Key to the approach is having a robust method of assessing students’ and families’ needs, whether that is in the form of surveys, home visits or frequent phone check-ins. At MLK, that work is done by a community school coordinator.

“A lot of schools have elements of community schools,” said Leslie Hu, community school coordinator at MLK. “The missing piece is the alignment across the school community and having someone to do that work.”

A reason for hope within S.F.’s lowest-income schools

Leslie Hu, a community school coordinator and social worker at Martin Luther King Jr. Academic Middle School, works to identify and fill student needs. (Craig Lee/The Examiner)

Hu’s role involves surveying students and parents throughout the school year and bringing in community groups to the school that can help fill those needs. Such surveys have led to dentists being brought on campus for check-ups and talks with students about oral hygiene. Prior to the pandemic, surveys showed students were struggling to access healthy food at home. So the school brought in a nutritional expert to lead a cooking class tied to the findings.

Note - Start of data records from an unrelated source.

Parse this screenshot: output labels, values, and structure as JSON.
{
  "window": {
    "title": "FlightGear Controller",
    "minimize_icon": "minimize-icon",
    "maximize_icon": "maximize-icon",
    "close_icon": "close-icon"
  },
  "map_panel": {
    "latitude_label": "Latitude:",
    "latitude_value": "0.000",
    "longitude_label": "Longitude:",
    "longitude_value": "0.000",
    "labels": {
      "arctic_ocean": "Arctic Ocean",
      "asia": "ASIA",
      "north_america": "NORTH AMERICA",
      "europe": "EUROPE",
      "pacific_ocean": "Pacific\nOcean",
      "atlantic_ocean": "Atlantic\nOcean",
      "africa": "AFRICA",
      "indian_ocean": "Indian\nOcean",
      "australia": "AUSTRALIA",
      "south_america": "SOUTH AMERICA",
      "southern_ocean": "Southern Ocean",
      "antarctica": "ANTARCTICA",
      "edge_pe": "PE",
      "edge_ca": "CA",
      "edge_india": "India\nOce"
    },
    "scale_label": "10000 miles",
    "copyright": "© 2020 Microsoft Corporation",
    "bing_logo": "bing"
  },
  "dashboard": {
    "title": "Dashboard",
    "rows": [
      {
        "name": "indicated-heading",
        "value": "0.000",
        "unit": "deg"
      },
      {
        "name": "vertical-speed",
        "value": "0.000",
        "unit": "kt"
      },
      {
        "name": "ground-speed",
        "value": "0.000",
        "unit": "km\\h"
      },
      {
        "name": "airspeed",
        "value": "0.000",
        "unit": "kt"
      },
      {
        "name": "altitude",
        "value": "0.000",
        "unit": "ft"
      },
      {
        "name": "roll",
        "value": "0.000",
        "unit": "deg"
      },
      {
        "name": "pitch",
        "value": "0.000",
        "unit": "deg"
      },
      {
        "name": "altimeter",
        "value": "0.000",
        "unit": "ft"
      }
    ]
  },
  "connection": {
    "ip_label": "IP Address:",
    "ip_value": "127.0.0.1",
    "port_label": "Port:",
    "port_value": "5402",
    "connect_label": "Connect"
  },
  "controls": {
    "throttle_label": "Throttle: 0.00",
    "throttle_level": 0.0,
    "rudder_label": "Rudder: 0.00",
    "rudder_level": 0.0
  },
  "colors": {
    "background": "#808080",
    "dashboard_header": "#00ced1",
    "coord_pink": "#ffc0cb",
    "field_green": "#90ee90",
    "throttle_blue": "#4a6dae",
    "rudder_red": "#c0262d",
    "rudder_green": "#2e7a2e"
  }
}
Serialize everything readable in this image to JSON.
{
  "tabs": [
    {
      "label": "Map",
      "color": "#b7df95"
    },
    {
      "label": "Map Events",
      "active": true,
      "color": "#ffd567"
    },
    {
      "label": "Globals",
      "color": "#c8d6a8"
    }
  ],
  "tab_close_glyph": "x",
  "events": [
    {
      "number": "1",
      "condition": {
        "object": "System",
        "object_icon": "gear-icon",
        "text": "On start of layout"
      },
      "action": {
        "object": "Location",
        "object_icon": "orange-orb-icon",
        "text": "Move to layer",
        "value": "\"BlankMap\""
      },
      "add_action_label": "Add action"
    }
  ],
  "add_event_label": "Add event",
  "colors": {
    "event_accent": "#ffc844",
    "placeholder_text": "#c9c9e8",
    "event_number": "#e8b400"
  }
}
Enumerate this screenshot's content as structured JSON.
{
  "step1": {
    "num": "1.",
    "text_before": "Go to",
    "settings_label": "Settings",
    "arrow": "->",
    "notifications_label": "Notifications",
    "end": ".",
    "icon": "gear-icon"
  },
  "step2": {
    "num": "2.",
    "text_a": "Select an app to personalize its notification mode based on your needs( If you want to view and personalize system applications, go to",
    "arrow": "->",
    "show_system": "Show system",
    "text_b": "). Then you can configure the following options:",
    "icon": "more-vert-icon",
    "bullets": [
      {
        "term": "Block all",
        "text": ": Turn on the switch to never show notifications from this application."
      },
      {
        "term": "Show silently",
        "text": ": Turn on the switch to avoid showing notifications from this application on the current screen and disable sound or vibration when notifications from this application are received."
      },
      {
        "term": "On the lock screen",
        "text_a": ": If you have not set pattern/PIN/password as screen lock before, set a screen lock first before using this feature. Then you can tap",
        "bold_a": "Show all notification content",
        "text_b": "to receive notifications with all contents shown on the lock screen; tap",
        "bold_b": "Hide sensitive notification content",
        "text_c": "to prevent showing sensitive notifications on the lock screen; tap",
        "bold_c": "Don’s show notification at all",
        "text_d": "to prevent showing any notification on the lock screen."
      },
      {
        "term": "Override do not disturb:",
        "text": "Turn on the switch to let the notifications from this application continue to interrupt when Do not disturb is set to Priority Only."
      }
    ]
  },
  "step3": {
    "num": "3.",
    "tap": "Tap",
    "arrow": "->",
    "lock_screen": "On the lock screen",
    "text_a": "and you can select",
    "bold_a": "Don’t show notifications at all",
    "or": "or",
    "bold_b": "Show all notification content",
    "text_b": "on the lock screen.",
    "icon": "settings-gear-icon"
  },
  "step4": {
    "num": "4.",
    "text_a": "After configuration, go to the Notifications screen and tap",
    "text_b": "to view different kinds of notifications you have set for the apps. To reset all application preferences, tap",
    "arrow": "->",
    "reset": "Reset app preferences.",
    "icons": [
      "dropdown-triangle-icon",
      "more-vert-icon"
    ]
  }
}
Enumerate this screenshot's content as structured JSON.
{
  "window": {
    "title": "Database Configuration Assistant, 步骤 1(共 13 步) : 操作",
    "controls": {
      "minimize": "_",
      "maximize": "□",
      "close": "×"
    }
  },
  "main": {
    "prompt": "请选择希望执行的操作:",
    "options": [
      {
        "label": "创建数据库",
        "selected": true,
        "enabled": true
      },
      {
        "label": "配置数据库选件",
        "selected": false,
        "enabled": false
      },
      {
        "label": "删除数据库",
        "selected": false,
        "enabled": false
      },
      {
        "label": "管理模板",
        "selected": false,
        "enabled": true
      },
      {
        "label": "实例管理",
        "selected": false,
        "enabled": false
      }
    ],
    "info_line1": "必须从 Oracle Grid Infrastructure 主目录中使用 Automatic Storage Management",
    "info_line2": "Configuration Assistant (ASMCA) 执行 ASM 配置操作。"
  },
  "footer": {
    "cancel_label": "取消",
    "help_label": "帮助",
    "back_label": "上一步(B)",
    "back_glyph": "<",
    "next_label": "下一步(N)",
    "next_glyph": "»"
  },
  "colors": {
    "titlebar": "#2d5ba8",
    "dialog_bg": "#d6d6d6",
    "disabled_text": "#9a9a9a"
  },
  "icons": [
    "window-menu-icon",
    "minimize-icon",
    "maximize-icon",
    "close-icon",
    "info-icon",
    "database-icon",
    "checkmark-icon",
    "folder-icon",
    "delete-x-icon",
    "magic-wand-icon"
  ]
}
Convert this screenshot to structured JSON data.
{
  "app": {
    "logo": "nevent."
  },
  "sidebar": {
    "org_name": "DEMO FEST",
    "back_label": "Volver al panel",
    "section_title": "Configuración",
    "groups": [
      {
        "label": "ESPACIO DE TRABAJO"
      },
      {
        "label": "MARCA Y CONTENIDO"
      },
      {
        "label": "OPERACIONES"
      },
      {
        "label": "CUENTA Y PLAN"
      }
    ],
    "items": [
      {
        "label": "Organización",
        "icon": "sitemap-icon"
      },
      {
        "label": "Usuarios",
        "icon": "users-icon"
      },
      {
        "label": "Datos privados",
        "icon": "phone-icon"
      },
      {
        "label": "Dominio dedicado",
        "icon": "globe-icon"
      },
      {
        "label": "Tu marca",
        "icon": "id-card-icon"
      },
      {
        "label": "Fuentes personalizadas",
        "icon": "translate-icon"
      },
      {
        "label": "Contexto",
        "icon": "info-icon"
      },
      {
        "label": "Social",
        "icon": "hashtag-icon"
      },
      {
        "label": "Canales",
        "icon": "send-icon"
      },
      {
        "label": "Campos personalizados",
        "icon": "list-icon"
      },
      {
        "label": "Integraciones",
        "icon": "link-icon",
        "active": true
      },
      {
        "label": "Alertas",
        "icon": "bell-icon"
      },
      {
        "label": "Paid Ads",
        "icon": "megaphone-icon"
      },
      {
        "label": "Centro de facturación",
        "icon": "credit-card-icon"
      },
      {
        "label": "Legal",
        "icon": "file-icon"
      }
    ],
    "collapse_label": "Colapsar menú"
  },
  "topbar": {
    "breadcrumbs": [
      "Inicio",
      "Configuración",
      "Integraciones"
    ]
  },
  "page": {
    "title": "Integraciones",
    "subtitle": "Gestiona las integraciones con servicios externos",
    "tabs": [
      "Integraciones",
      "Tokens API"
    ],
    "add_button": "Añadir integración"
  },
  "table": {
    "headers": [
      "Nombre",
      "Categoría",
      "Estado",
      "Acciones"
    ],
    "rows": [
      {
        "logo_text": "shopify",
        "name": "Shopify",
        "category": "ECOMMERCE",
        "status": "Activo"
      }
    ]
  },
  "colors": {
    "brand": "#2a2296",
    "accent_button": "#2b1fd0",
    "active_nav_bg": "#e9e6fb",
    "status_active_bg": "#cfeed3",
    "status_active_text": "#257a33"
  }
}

Currently, three campuses in SFUSD have community school coordinators: Buena Vista Horace Mann, Mission Education Center Elementary School and MLK. One goal with the statewide funding opportunity would be to grow that number across the district.

Meanwhile, 27 schools have Beacon programs, which similarly work with community-based organizations to provide after-school, weekend and summer learning for kids in San Francisco public schools.

MLK has a Beacon program, which is funded through The City, and often the work of connecting with community partners overlaps. But funding from the state would go directly toward SFUSD, not the Beacon program.

“People think community schools is something you can hang on the hat of one person and you really can’t. It’s a group effort and trust has to be built,” said Carol Hill, executive director of the San Francisco Beacon Initiative.

“The money coming down preferences one model,” she said. “We have been here doing this work for a long time, you don’t need a Beacon director. It might be a school with a parent who is doing this work or a vice principal. It’s not a title; it’s actually building the relationships that are inclusive of all of the voices.”

Many of those who have been part of the community school movement from the get-go in San Francisco agreed.

“Community schools should not be a cottage industry or boutique way of thinking about schools, but the way we believe schools should operate. All schools should be community schools,” said Hayin Kimner, project director for the statewide Community Schools Learning Exchange, with works with schools and districts to implement the model.

Kimner, who served as the director of community schools in SFUSD from 2012-15, emphasizes that running a community school is not the same thing as simply offering a resource hub. Successful implementation requires connecting services and outcomes from needs assessments to the classroom as well.

“It’s not just a handoff or providing services in under-resourced communities,” she said. “It needs an explicit tie to teaching and learning, and tie to mental health well-being for students and teachers.”